[I have posted a new story, The Question of a Woman President, this morning at blogher.org.]
When Medicare Part D – the prescription drug plan – was launched, very little seemed right about it. It was and still is nearly impossible to choose the most effective plan among the plethora of different drug formularies and prices from increasing numbers of insurers.
Then there is the infamous doughnut hole – the coverage gap after drug expenses of $2,250 have been reached – during which time the insured must pay full price for $3600 in drug costs. The so-called “catastrophic coverage” then kicks in, but only until the end of the calendar year when the entire procedure begins again.
But it is much worse than I thought. Call me stupid – I deserve it – because from the beginning I have misunderstood an important and devastating part of the coverage (or, rather, lack thereof). It entirely escaped my notice - until the annual EOB (Explanation of Benefits) from my Part D insurer arrived last week:
All this time, I assumed the $2,250 “initial allowance” before the doughnut hole, referred to my co-payments, that is, my out-of-pocket expenses. But no. I was shocked to learn that the $2,250 limit before the doughnut hole refers to total drug costs.
Maybe you already knew that. But Miss Smartypants here, who prides herself on her careful reading of facts, is shocked. I pay $28 per month for the one prescription drug I take and I assumed I would never hit the doughnut hole as a year’s cost to me is only $336. As it turns out, even at the full price, I won’t reach the doughnut hole, but given the price of drugs, there are very few people who will not be forced into a period of paying for the full retail price of their drugs.
Imagine you take drugs that at retail cost $600 a month, and with your Part D coverage, you pay $150 for them. If only your co-payment counted toward the initial allowance, you would not reach the doughnut hole in a year.
But because the insurance carriers count the full, retail price of the drug, you hit the doughnut hole in just under four months and the catastrophic coverage, wherein a lower co-payment prevails, does not pertain until you have paid full price for six full months.
And don’t forget that you would be paying premiums to the insurance company for the entire six months (half the policy year) during which you are paying full price for the drugs.
So on drug costs of $7200 per year, an insured pays approximately $5,100, which could be higher depending on the size of the monthly premium and the deductible. How is this good coverage, or even reasonable, for the price?

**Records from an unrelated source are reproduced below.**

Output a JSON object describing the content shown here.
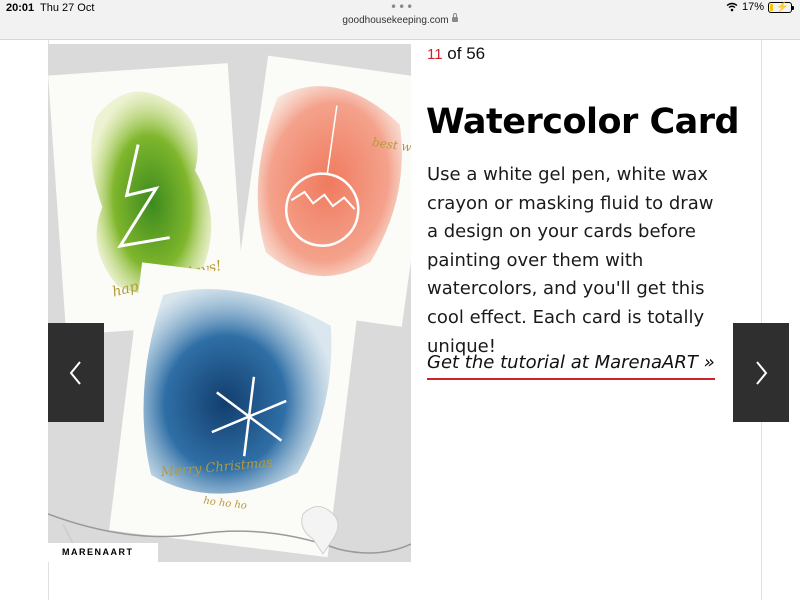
{
  "status_bar": {
    "time": "20:01",
    "date": "Thu 27 Oct",
    "url": "goodhousekeeping.com",
    "battery": "17%",
    "battery_level": 0.17
  },
  "slide": {
    "current": "11",
    "of_text": " of 56",
    "title": "Watercolor Card",
    "description": "Use a white gel pen, white wax crayon or masking fluid to draw a design on your cards before painting over them with watercolors, and you'll get this cool effect. Each card is totally unique!",
    "link_text": "Get the tutorial at MarenaART »",
    "photo_credit": "MARENAART"
  },
  "image": {
    "card_green_text": "happy holidays!",
    "card_red_text": "best wishes",
    "card_blue_text": "Merry Christmas",
    "card_blue_text2": "ho ho ho"
  },
  "colors": {
    "accent": "#d0202a",
    "nav_bg": "#2f2f2f"
  }
}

I suppose if your drugs cost $15,000 or $20,000 or more a year and you have a moderate pension in addition to Social Security, this isn’t a bad plan. But if your drugs cost that much and you are the average Social Security recipient with about $12,000 a year in benefits, Part D isn’t much help and there are elders who choose every day among life-saving drugs, food and heat.

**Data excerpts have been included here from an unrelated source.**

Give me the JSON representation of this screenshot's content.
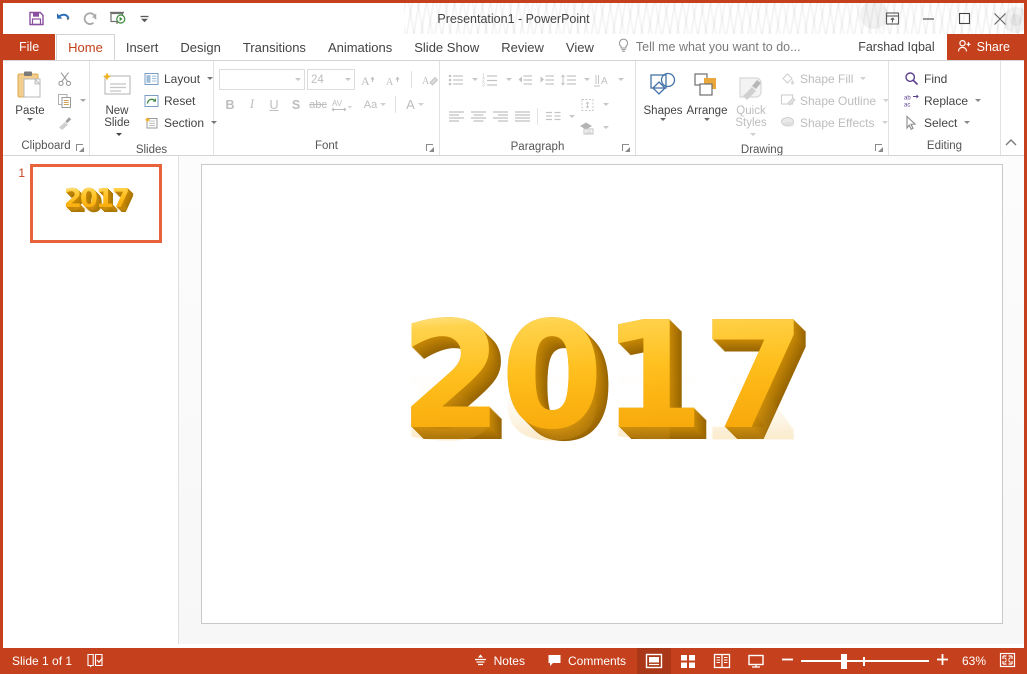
{
  "window": {
    "title": "Presentation1 - PowerPoint",
    "quick_access": [
      {
        "name": "save",
        "label": "Save"
      },
      {
        "name": "undo",
        "label": "Undo"
      },
      {
        "name": "redo",
        "label": "Redo"
      },
      {
        "name": "start-from-beginning",
        "label": "Start From Beginning"
      },
      {
        "name": "customize-qat",
        "label": "Customize Quick Access Toolbar"
      }
    ],
    "controls": [
      {
        "name": "ribbon-display-options",
        "label": "Ribbon Display Options"
      },
      {
        "name": "minimize",
        "label": "Minimize"
      },
      {
        "name": "maximize",
        "label": "Restore Down"
      },
      {
        "name": "close",
        "label": "Close"
      }
    ]
  },
  "tabs": {
    "file": "File",
    "items": [
      "Home",
      "Insert",
      "Design",
      "Transitions",
      "Animations",
      "Slide Show",
      "Review",
      "View"
    ],
    "active": "Home",
    "tell_me": "Tell me what you want to do...",
    "user": "Farshad Iqbal",
    "share": "Share"
  },
  "ribbon": {
    "groups": [
      {
        "name": "clipboard",
        "label": "Clipboard",
        "paste": "Paste",
        "items": [
          "Cut",
          "Copy",
          "Format Painter"
        ],
        "has_launcher": true
      },
      {
        "name": "slides",
        "label": "Slides",
        "new_slide": "New Slide",
        "items": [
          "Layout",
          "Reset",
          "Section"
        ],
        "has_launcher": false
      },
      {
        "name": "font",
        "label": "Font",
        "font_name": "",
        "font_name_placeholder": "",
        "font_size": "24",
        "buttons": [
          "Increase Font Size",
          "Decrease Font Size",
          "Clear All Formatting",
          "Bold",
          "Italic",
          "Underline",
          "Text Shadow",
          "Strikethrough",
          "Character Spacing",
          "Change Case",
          "Font Color"
        ],
        "has_launcher": true,
        "disabled": true
      },
      {
        "name": "paragraph",
        "label": "Paragraph",
        "buttons": [
          "Bullets",
          "Numbering",
          "Decrease List Level",
          "Increase List Level",
          "Line Spacing",
          "Text Direction",
          "Align Text",
          "Convert to SmartArt",
          "Align Left",
          "Center",
          "Align Right",
          "Justify",
          "Columns"
        ],
        "has_launcher": true,
        "disabled": true
      },
      {
        "name": "drawing",
        "label": "Drawing",
        "shapes": "Shapes",
        "arrange": "Arrange",
        "quick_styles": "Quick Styles",
        "items": [
          "Shape Fill",
          "Shape Outline",
          "Shape Effects"
        ],
        "has_launcher": true
      },
      {
        "name": "editing",
        "label": "Editing",
        "items": [
          "Find",
          "Replace",
          "Select"
        ],
        "has_launcher": false
      }
    ],
    "collapse_label": "Collapse the Ribbon"
  },
  "thumbnails": {
    "slides": [
      {
        "number": "1",
        "art_text": "2017",
        "selected": true
      }
    ]
  },
  "slide": {
    "art_text": "2017"
  },
  "status": {
    "slide_count": "Slide 1 of 1",
    "accessibility_label": "Spell check / Accessibility",
    "notes": "Notes",
    "comments": "Comments",
    "views": [
      {
        "name": "normal",
        "label": "Normal",
        "active": true
      },
      {
        "name": "slide-sorter",
        "label": "Slide Sorter",
        "active": false
      },
      {
        "name": "reading-view",
        "label": "Reading View",
        "active": false
      },
      {
        "name": "slide-show",
        "label": "Slide Show",
        "active": false
      }
    ],
    "zoom_out": "Zoom Out",
    "zoom_in": "Zoom In",
    "zoom_level": "63%",
    "fit_label": "Fit slide to current window"
  },
  "colors": {
    "accent": "#c5411d",
    "accent_dark": "#aa3717",
    "thumb_border": "#e8633b",
    "gold_light": "#ffd34d",
    "gold": "#fcb514",
    "gold_dark": "#996603"
  }
}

It is long past time for the United States to catch up with the rest of the industrialized world by adopting universal healthcare. Yes, there are problems in Canada and in Great Britain and in France and elsewhere. But one-sixth of their populations is not going entirely without coverage or relying on emergency rooms for routine medical help as is so in the United States.
Perhaps a result of the disastrous Bush presidency is that universal healthcare will become an important issue in the next presidential election. Several announced candidates are saying those two words and maybe – don’t count on it – it is, this time, more than lip service to get elected.
If we can push our government into universal health coverage, it will cost every one of us more than we are paying now in taxes; ensuring that everyone of every age has access to medical care will not come free. But it will not cost us as much as private health insurance does now and it will cover every citizen including the one-sixth - think of it, ONE-SIXTH OF AMERICANS – who currently have no health coverage at all.